I remember when whispers of the coronavirus pandemic began to take over public conversation. I never thought those whispers would translate into at least 100,000 deaths.
When the virus got closer to home, people began to feel the gravity of the situation. When the virus began to threaten lives, schools closed their campuses, local businesses shut their doors, the government issued stay-at-home orders. For some, these measures felt overbearing. But for families like mine, no protective or preventative measure could be enough.
Protecting the family meant having my grandparents move in with us. My grandma was diagnosed with Stage 4 cancer in December. My parents knew we would be hard-pressed to find a caregiver willing to take the measures necessary to protect everyone from exposure.
It wasn’t an easy transition. My grandparents have spent their entire marriage in one house. They couldn’t imagine leaving it, especially with no idea how long that would last.
My grandparents were not the only concern. My younger brother Lance was born with a chromosomal abnormality called Trisomy 4Q. His disability was something we learned to handle. Maintaining his health was not always easy, but it became our routine. And, yet, nothing prepared us for the COVID-19 pandemic. With a compromised immune system, my brother was at a higher risk for dying from exposure.
My home quickly became a quarantine zone.
After his temperature returned to normal, Nathan still spent more than two weeks in his room. He was unable to shake his cough. For a 16-year-old boy, isolation from family wasn’t the most devastating circumstance. But as the days dragged, I could feel him longing for company. I spent time sitting outside his door talking and wishing I could hug my little brother to let him know things will be OK.
I didn’t get to see my dad much either. As a CPA, he works long hours in his home office.
Leaving the house was reserved for necessity. Returning meant immediately showering and washing clothes. Nothing entered our home without being entirely sanitized. My mom became obsessed with cleaning every surface to keep us safe. I could see the blanket of anxiety that weighed on her.
Before all of this, life was moving quickly. Busily completing task after task, I would let weeks or even months pass before I actually got to spend quality time with my family.
Phone calls home were sometimes just a brief exchange of words between assignments and meetings. Then the world froze. Schools closed their campuses, businesses shut their doors and the government issued a stay-at-home order.

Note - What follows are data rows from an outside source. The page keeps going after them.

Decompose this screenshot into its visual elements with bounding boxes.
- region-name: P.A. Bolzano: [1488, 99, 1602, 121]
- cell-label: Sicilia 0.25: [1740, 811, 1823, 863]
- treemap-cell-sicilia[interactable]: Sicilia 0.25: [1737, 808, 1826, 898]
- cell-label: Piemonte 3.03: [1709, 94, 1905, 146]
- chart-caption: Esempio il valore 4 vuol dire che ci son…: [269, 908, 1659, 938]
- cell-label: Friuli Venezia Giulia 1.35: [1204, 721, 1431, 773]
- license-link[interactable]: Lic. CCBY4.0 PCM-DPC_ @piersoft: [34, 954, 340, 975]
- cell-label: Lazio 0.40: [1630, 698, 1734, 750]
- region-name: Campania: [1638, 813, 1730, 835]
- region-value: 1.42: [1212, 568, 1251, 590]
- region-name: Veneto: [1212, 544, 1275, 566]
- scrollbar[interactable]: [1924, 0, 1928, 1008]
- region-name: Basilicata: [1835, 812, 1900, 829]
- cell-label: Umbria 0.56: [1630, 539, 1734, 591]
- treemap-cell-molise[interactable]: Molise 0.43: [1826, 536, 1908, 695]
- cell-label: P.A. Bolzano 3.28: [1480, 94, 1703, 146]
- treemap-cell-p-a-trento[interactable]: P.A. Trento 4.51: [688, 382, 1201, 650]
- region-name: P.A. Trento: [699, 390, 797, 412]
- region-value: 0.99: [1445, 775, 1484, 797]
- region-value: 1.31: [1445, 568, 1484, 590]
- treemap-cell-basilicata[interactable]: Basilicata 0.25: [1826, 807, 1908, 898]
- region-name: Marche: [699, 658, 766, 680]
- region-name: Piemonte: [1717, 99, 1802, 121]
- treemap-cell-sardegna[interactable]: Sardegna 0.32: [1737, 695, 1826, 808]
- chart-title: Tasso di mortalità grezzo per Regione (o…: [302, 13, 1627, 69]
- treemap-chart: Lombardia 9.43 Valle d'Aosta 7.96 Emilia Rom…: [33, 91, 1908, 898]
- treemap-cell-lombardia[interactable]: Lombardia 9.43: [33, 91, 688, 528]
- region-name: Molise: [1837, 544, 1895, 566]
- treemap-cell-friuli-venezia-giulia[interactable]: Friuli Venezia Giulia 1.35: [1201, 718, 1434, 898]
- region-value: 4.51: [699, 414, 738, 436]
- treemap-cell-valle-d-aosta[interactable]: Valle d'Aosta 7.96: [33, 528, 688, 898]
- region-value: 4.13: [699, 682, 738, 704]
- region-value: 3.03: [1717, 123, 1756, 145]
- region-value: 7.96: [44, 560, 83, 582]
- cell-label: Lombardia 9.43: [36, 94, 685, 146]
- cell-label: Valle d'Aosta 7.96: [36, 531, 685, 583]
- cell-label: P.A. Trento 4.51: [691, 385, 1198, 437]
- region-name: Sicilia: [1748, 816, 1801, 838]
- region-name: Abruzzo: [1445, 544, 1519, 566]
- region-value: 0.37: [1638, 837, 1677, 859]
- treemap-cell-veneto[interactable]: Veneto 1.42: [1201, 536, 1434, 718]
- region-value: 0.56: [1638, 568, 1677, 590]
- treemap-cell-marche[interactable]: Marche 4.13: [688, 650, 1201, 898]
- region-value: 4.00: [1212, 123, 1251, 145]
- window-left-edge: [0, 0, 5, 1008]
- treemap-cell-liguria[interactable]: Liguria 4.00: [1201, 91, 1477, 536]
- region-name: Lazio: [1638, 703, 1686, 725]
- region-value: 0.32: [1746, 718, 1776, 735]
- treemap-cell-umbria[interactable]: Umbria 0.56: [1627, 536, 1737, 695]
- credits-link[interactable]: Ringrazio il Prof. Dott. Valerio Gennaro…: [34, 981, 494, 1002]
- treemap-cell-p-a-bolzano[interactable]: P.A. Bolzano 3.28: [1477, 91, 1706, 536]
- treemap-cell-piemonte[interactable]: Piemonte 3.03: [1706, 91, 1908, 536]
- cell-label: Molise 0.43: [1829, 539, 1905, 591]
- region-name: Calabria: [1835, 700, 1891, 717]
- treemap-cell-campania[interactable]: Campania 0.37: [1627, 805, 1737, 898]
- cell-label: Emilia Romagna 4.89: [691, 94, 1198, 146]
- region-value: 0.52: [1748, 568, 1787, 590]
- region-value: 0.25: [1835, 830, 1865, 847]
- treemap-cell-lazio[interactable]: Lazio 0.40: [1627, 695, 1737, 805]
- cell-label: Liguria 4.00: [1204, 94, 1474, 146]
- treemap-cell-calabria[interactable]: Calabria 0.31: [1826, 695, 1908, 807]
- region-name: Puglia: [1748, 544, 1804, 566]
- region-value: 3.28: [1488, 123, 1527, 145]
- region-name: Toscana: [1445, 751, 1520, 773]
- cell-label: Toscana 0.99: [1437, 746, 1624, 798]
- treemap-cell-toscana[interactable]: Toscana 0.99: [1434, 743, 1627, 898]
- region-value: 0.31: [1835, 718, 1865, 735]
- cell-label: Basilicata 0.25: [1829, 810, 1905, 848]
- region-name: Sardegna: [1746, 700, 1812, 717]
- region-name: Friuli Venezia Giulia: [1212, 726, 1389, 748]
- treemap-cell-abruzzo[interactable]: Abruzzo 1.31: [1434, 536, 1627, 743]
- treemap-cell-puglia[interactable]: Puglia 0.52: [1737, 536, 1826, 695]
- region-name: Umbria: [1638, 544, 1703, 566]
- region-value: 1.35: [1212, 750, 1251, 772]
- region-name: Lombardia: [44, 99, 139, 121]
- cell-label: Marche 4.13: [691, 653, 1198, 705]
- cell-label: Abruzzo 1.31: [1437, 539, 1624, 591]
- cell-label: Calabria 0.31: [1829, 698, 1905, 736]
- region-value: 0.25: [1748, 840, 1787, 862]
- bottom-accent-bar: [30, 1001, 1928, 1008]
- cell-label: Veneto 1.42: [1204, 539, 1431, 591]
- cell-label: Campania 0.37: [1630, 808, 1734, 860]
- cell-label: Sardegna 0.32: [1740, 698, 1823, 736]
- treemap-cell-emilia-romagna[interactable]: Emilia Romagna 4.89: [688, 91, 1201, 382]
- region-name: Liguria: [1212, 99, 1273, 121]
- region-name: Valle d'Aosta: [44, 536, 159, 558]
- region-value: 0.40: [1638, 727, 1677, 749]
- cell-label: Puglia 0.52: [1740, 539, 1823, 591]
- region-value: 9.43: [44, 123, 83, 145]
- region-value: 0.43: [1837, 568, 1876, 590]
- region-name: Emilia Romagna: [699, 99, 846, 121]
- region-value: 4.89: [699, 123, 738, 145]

We became disoriented and even frustrated by this disruption. I briefly considered what this meant for my plans — plans for the weekend, for graduation, and even for my career. But as I watched my family swiftly adapt to such unprecedented circumstances, I realized how important it was to be with them for a while.
I was self-quarantined with my family for over two weeks. At first, I fought with my parents about how long I could stay there. I had responsibilities with work and school. Working for a newspaper in my senior year of college isn’t the best time to stop everything.
But as I looked at the fear that was painted across my family’s faces, I realized they needed me to stay. So, I stayed as long as I could. I cooked dinners and helped with medicine. I made time to talk with Nathan, and I prayed with my mom. We were there to support each other through the hard times, and we celebrated the happy ones together.
It’s not often we really show people how much we care about them. Since the coronavirus threatened our well-being, each of us has faced sacrifices. Lance had to give up the routines that made him happiest. Nathan spent 16 days in his room. My grandparents had to leave their home, and my parents have anxiously worked to keep us safe.
The coronavirus has had terrible consequences. As a journalist, I am surrounded by the toll it has taken on our community and around the world. However, I think the coronavirus also gives us a chance to remember what is most important in each of our lives. My time in quarantine has helped me take fewer things for granted, to take care of the people I love and to cherish the memories we share.